Why wouldn’t an Applicant file an RCE? Typically, the reason is because of its expense. However, this practitioner’s strategy is to file an unnecessary Notice of Appeal and, possibly, an Appeal Brief. The expense of the Notice of Appeal and Appeal Brief strongly suggests the Applicant has the budget to file an RCE as well. Indeed, this suggestion is strengthened, because the Notice of Appeal and Appeal Brief might be unnecessary. Therefore, such reckless filing dismisses any uncertainty whether their budget can cover an RCE: of course, they can pay for the RCE!
Further, this practitioner’s goal is to use the appeal to punish the Examiner. Although that strategy might be reasonable, the filing of the AFCP Amendment undermines that goal. The reason is the AFCP Amendment provides the Examiner a way to escape the appeal. Specifically, the Examiner has discretion regarding entry and consideration of the AFCP Amendment. If the Examiner declines to enter the AFCP Amendment, the Applicant must decide whether to pursue the unamended claims on appeal or to file an RCE to pursue the amended claims. Procedurally, the filing of an RCE withdraws the appeal.

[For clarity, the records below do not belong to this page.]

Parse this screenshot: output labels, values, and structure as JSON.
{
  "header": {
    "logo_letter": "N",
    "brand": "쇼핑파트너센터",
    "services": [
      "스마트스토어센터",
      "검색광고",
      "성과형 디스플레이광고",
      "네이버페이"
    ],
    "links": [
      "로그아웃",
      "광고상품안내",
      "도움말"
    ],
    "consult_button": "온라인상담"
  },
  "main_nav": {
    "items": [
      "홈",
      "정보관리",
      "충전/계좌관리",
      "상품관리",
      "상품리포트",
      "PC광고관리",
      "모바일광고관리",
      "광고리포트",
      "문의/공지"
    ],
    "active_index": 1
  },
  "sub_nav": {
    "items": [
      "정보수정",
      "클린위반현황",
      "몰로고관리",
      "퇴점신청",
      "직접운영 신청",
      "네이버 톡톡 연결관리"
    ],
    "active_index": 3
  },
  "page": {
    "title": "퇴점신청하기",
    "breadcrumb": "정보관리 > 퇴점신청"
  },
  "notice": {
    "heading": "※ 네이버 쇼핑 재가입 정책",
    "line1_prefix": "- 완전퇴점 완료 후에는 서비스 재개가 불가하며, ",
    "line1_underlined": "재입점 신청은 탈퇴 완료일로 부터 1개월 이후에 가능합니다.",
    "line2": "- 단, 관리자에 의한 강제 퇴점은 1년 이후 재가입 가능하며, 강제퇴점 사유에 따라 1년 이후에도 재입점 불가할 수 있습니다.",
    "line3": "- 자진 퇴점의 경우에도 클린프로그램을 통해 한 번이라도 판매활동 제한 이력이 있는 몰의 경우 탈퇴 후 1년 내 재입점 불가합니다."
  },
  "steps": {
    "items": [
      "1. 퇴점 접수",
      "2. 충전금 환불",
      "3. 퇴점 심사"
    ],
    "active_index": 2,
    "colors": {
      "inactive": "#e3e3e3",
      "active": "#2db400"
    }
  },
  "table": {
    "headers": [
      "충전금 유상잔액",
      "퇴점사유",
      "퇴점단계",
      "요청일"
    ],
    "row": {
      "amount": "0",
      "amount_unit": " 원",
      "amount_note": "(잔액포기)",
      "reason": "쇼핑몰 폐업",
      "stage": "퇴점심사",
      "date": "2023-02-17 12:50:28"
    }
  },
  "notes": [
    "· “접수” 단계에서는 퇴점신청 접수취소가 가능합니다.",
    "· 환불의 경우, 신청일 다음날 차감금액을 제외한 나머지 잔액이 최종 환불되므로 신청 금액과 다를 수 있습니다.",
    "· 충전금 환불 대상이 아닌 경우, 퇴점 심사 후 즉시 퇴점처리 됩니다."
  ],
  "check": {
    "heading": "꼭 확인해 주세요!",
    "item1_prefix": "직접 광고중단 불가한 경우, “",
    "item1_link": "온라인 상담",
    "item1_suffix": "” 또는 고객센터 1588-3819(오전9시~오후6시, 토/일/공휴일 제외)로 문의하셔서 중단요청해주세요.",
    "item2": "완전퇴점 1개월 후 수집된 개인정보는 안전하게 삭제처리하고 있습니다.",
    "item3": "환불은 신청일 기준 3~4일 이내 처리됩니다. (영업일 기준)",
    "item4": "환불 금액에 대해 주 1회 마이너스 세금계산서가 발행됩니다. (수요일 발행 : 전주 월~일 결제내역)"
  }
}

So, isn’t an Examiner likely to simply decline entry of the AFCP Amendment?
Couldn’t the Applicant simply decline to file the RCE and proceed with the appeal? Certainly, but appeals are premised on the assumption that Applicants believe they are entitled to broad claims. By filing the AFCP Amendment, the Applicant is signaling that, perhaps, they are not entitled to such broad claims. This sign is not one that the Patent Trial and Appeal Board will overlook.
Finally, the above discussion relates to the Examiner considering the AFCP Amendment and an Appeal (or Pre-Appeal) Brief. What is the persuasive effect if the Examiner considers the AFCP Amendment before the Brief is filed (but after the Notice of Appeal has been filed)?
Here, the practitioner’s strategy is premised on (a) the Examiner noticing that a Notice of Appeal was filed, (b) calculating whether the Notice of Appeal was filed as an extension of time or not, and (c) “reading the air” about the Applicant filing a seemingly unnecessary Notice of Appeal.
First, Examiners in the Examining Corps do not receive a notification when a Notice of Appeal is filed. Rather, they only receive notifications upon the filing of a work product, such as a Pre-Appeal Brief, a formal Appeal Brief, or an AFCP Amendment. So, it is possible, if not likely, the Examiner in such a situation will not notice the filing of a Notice of Appeal.
Second, Legal Instruments Examiners—not Examiners in the Examining Corps responsible for substantive examination—are concerned with whether the Notice of Appeal is extending the timeline for reply. So, even if the Examiner examining the case notices the Notice of Appeal, they are unlikely to consider whether it was filed as an extension of time or not: that is someone else’s job.
However, even assuming (a) and (b) occur, it seems unlikely the Examiner will receive the intended message from “reading the air.” The reason is that the practitioner has overestimated his case. Rather, the Examiner controls entry of any after-final amendments. Therefore, the Examiner also controls the issues on which any appeal will be based. Further, because the Notice of Appeal already has been filed, the Examiner effectively controls the timeline on which the Applicant must respond: the Examiner can simply deprioritize responding to the AFCP Amendment.
All in all, this practitioner’s strategy seems unlikely to produce its intended result. Instead, his strategy seems like an unnecessary expenditure on governmental and professional services. We cannot support his strategy.